Other strengths and limitations
This is the first study conducted in the UK to investigate whether advice to follow a LID prior to RRA affects treatment success in DTC. Ideally, the only difference in treatment across centres would have been in the dietary advice given. However, unexpectedly, there was evidence for a difference between the centres in 131I administered activity with fewer patients in C3 having higher administered activity. The fully adjusted model corrected for activity but there were also differences in preparation and assessment methods between centres that we were not aware of when designing the study. Although we do not consider these to be factors that would substantially affect treatment success(29), this meant we were not comparing identical practices. Given that evidence from other studies seems to indicate that following a LID prior to RRA does not confer substantial benefits in terms of outcomes, the differences between centres may have masked any small benefits from a LID.

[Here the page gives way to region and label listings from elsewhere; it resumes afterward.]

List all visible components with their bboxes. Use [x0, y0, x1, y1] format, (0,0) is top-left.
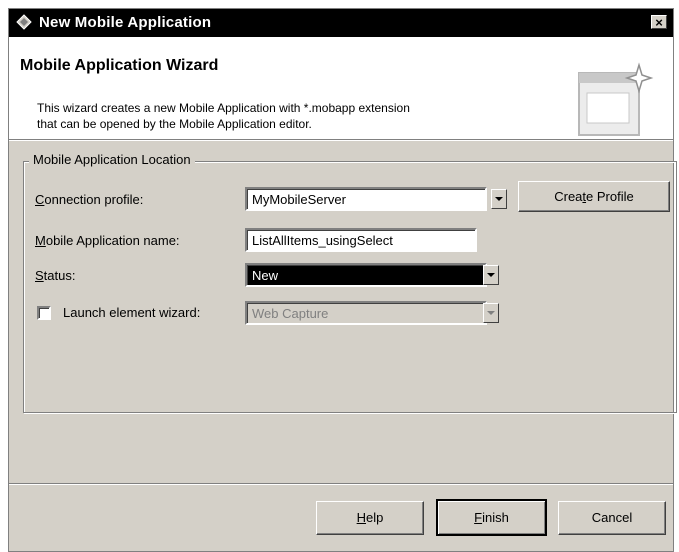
wizard-description: This wizard creates a new Mobile Applica… — [37, 100, 577, 132]
launch-wizard-dropdown-button[interactable] — [483, 303, 499, 323]
finish-button[interactable]: Finish — [436, 499, 547, 536]
dialog-window: New Mobile Application × Mobile Applicat… — [8, 8, 677, 552]
status-value: New — [252, 268, 279, 283]
location-group-legend: Mobile Application Location — [29, 152, 195, 167]
connection-profile-label: Connection profile: — [35, 192, 144, 207]
connection-profile-value: MyMobileServer — [252, 192, 346, 207]
wizard-description-line: This wizard creates a new Mobile Applica… — [37, 101, 410, 115]
window-sparkle-icon — [578, 62, 654, 136]
window-title: New Mobile Application — [39, 14, 212, 31]
wizard-banner: Mobile Application Wizard This wizard cr… — [9, 37, 673, 139]
status-select[interactable]: New — [245, 263, 487, 287]
status-dropdown-button[interactable] — [483, 265, 499, 285]
app-name-value: ListAllItems_usingSelect — [252, 233, 393, 248]
status-label: Status: — [35, 268, 76, 283]
app-name-input[interactable]: ListAllItems_usingSelect — [245, 228, 477, 252]
chevron-down-icon — [487, 273, 495, 277]
launch-wizard-label: Launch element wizard: — [63, 305, 201, 320]
chevron-down-icon — [487, 311, 495, 315]
cancel-button[interactable]: Cancel — [558, 501, 666, 535]
connection-profile-dropdown-button[interactable] — [491, 189, 507, 209]
create-profile-button[interactable]: Create Profile — [518, 181, 670, 212]
chevron-down-icon — [495, 197, 503, 201]
connection-profile-select[interactable]: MyMobileServer — [245, 187, 487, 211]
banner-separator — [9, 139, 673, 141]
title-bar[interactable]: New Mobile Application × — [9, 9, 673, 37]
footer-separator — [9, 483, 673, 485]
wizard-description-line: that can be opened by the Mobile Applica… — [37, 117, 312, 131]
launch-wizard-value: Web Capture — [252, 306, 329, 321]
launch-wizard-select[interactable]: Web Capture — [245, 301, 487, 325]
close-button[interactable]: × — [651, 15, 667, 29]
launch-wizard-checkbox[interactable] — [37, 306, 51, 320]
help-button[interactable]: Help — [316, 501, 424, 535]
app-name-label: Mobile Application name: — [35, 233, 180, 248]
wizard-title: Mobile Application Wizard — [20, 57, 219, 74]
wizard-diamond-icon — [16, 14, 32, 30]
close-icon: × — [655, 15, 663, 30]
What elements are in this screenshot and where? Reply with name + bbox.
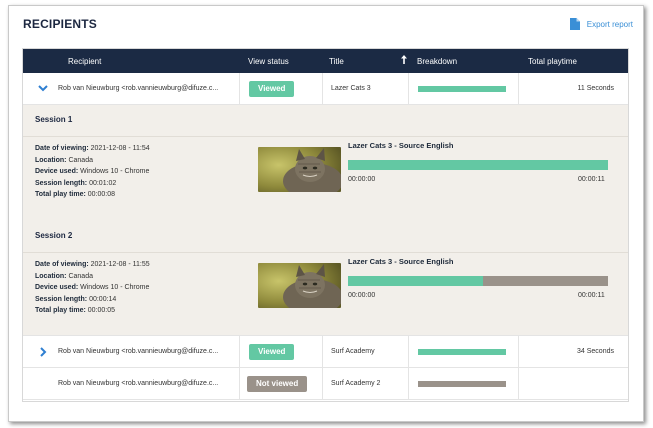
table-row[interactable]: Rob van Nieuwburg <rob.vannieuwburg@difu… (23, 336, 628, 368)
video-title-cell: Lazer Cats 3 (331, 85, 371, 92)
export-report-link[interactable]: Export report (569, 18, 633, 30)
session-heading: Session 2 (35, 231, 73, 240)
column-title[interactable]: Title (329, 57, 344, 66)
status-badge: Viewed (249, 80, 295, 97)
session-details: Date of viewing: 2021-12-08 - 11:54 Loca… (35, 145, 150, 198)
total-playtime: 11 Seconds (577, 85, 614, 92)
recipient-name: Rob van Nieuwburg <rob.vannieuwburg@difu… (58, 85, 219, 92)
column-total-playtime[interactable]: Total playtime (528, 57, 577, 66)
status-badge: Not viewed (247, 375, 308, 392)
session-heading: Session 1 (35, 115, 73, 124)
breakdown-bar (418, 348, 506, 355)
start-time: 00:00:00 (348, 176, 376, 183)
video-thumbnail[interactable] (258, 263, 341, 308)
table-header: Recipient View status Title Breakdown To… (23, 49, 628, 73)
recipient-name: Rob van Nieuwburg <rob.vannieuwburg@difu… (58, 348, 219, 355)
session-progress-fill (348, 276, 484, 286)
total-playtime: 34 Seconds (577, 348, 614, 355)
start-time: 00:00:00 (348, 292, 376, 299)
sessions-panel: Session 1 Date of viewing: 2021-12-08 - … (23, 105, 628, 336)
page-title: RECIPIENTS (23, 17, 98, 31)
breakdown-bar (418, 380, 506, 387)
session-progress-track (348, 276, 608, 286)
breakdown-bar (418, 85, 506, 92)
end-time: 00:00:11 (578, 292, 605, 299)
session-progress-fill (348, 160, 608, 170)
recipients-panel: RECIPIENTS Export report Recipient View … (8, 5, 644, 422)
session-video-title: Lazer Cats 3 - Source English (348, 141, 454, 150)
export-report-label: Export report (586, 19, 633, 29)
chevron-down-icon[interactable] (38, 73, 48, 104)
session-details: Date of viewing: 2021-12-08 - 11:55 Loca… (35, 261, 150, 314)
video-title-cell: Surf Academy (331, 348, 375, 355)
session-progress-track (348, 160, 608, 170)
video-title-cell: Surf Academy 2 (331, 380, 381, 387)
column-breakdown[interactable]: Breakdown (417, 57, 457, 66)
session-video-title: Lazer Cats 3 - Source English (348, 257, 454, 266)
table-row[interactable]: Rob van Nieuwburg <rob.vannieuwburg@difu… (23, 368, 628, 400)
chevron-right-icon[interactable] (40, 336, 47, 367)
table-row[interactable]: Rob van Nieuwburg <rob.vannieuwburg@difu… (23, 73, 628, 105)
column-recipient[interactable]: Recipient (68, 57, 101, 66)
recipients-table: Recipient View status Title Breakdown To… (22, 48, 629, 402)
recipient-name: Rob van Nieuwburg <rob.vannieuwburg@difu… (58, 380, 219, 387)
end-time: 00:00:11 (578, 176, 605, 183)
arrow-up-icon[interactable] (401, 55, 407, 66)
document-icon (569, 18, 580, 30)
column-view-status[interactable]: View status (248, 57, 289, 66)
video-thumbnail[interactable] (258, 147, 341, 192)
status-badge: Viewed (249, 343, 295, 360)
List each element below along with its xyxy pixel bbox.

Recommendations for research and practice
This study forms part of a larger overall project examining advice to follow a LID prior to ablation. We have conducted a qualitative study investigating the impact of the advice on patients(28) and a survey of practice regarding the use of the LID in the UK(13). This retrospective study indicates that routinely collected data cannot be used in the UK to determine whether advice to follow an LID has an impact on treatment success due to centre-level differences on top of differences in LID advice. In the UK, it is unclear whether current LID advice successfully lowers iodine intake or iodine status and, globally, it remains unclear as to whether low iodine status improves treatment success. The flaws in our retrospective study indicate that there is a need for an RCT or, given that the LID is widely used in clinical practice, a large well-controlled prospective observational study to determine 1) whether LID advice lowers iodine status and 2) whether lowering iodine status has an impact on treatment success rates.